Tokarev himself has had negative comments about the former bosses of Transneft. Though e did not name names, in an interview with Vedomosti newspaper in 2008, Tokarev said: “All of VSTO’s problems emerged for just one banal reason: the personal interests of those who started to build this pipeline and good business interests did not coincide,” he told Vedomosti in 2008.
Тransneft said in the earlier statement that the Accounting Chamber probes in Transneft were initiated by the company itself.
Navalny for his part fought a similar battle against the politically-connected Rosneft as a company minority shareholder for several years. Navalny accused Rosneft of selling the majority of its oil through Gunvor a Swiss trader, controlled by Kremlin-connected businessman Gennady Timchenko.
“If we are claiming to be a strong and proud nation, why is one-third of our oil traded through a Swiss offshore company?” Navalny asked.
On February 25th Rosneft appealed the verdict from the Court of Arbitration which in August 2010 ordered the oil company to disclose the copies of the minutes of the board of directors meeting to minority shareholders.
The Rosneft board of directors is presided by deputy prime-minister Igor Sechin, a member of Russian Prime Minister Vladimir Putin’s inner circle which oversees Russia’s energy sector.
In 2009, Navalny, who is also a minor shareholder in Gazprom, managed to get the Interior Ministry Investigative department to open a case against Mezhregiongaz, on the grounds that it bought gas through a Transinvestgaz middleman producer and not from Novatek, the independent producer.
Navalny said at that time that the scheme violated the interests of Gazprom minority shareholders. In a radio interview, Gazprom spokesman Sergei Kupryanov said that the gas in question was purchased “on a commercial basis” and was intended for the commercial buyers. The case was closed soon thereafter.
According to Konstantin Sonin, a professor at the Russian School of Economics in Moscow, what seems to be strange about Navalny’s activities is that he does not seem to does not seem to defend anybody’s pecuniary interests.
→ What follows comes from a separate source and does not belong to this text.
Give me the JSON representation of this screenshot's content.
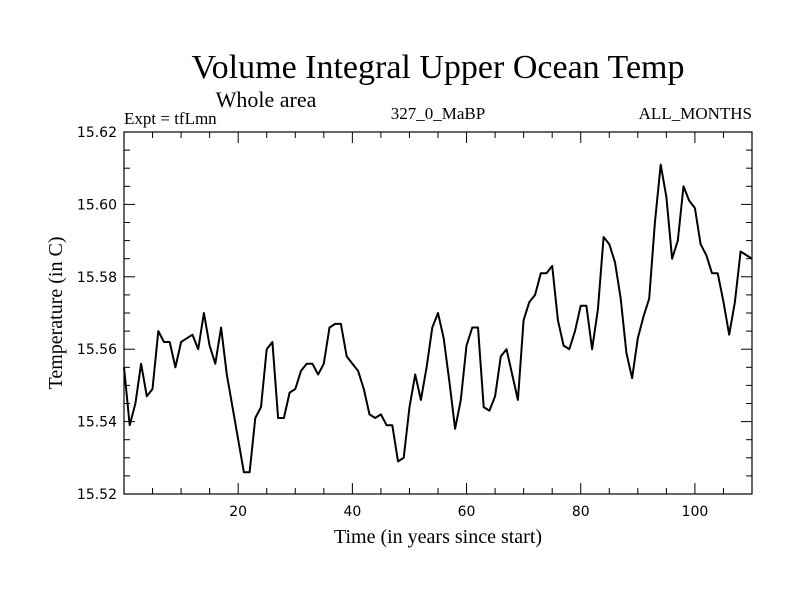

As professor Sonin put it, “It would be more natural if he acted in the interests of minority shareholders in general or in the interests of particular shareholders of a certain company.”
But several oil analysts told Oil Gas Eurasia that while Navalny’s efforts will help to achieve some transparency within the companies, his actions would hardly change any of rules of the game. Some of them have even suggested that he is the pursuing interests of third parties who are interested in acquiring company shares.
It is interesting to note that while Navalny was trying to pursue Transneft in court, he himself came under attack by prosecutors. The Kirov regional branch of the Investigative Committee said in January 2010 that Navalny had forced the local timber company to sign an unprofitable contract.
The state-owned company lost 1.3 million rubles ($45,000) in damages. Navalny who worked as an advisor for the local governor Nikita Belykh denied the accusations.
Transneft capitalization did not fall after Navalny has published his reports accusing Transneft of corruption. In November 2010, the day after the reports on Transneft appeared on Navalny’s blog, the price of the company’s privileged shares even rose by 2 percent – the first upswing since 2008.
Alexei Devyatov, a senior economic analyst at Uralsib investment bank told Oil and Gas Eurasia that the situation with the Transneft shares shows that the “market doesn’t believe that the situation [regarding the accusations] will have any serious effect on the company”: “Things will only change if there are resignations or criminal cases,” Devyatov said while adding that Navalny is the “first robin”.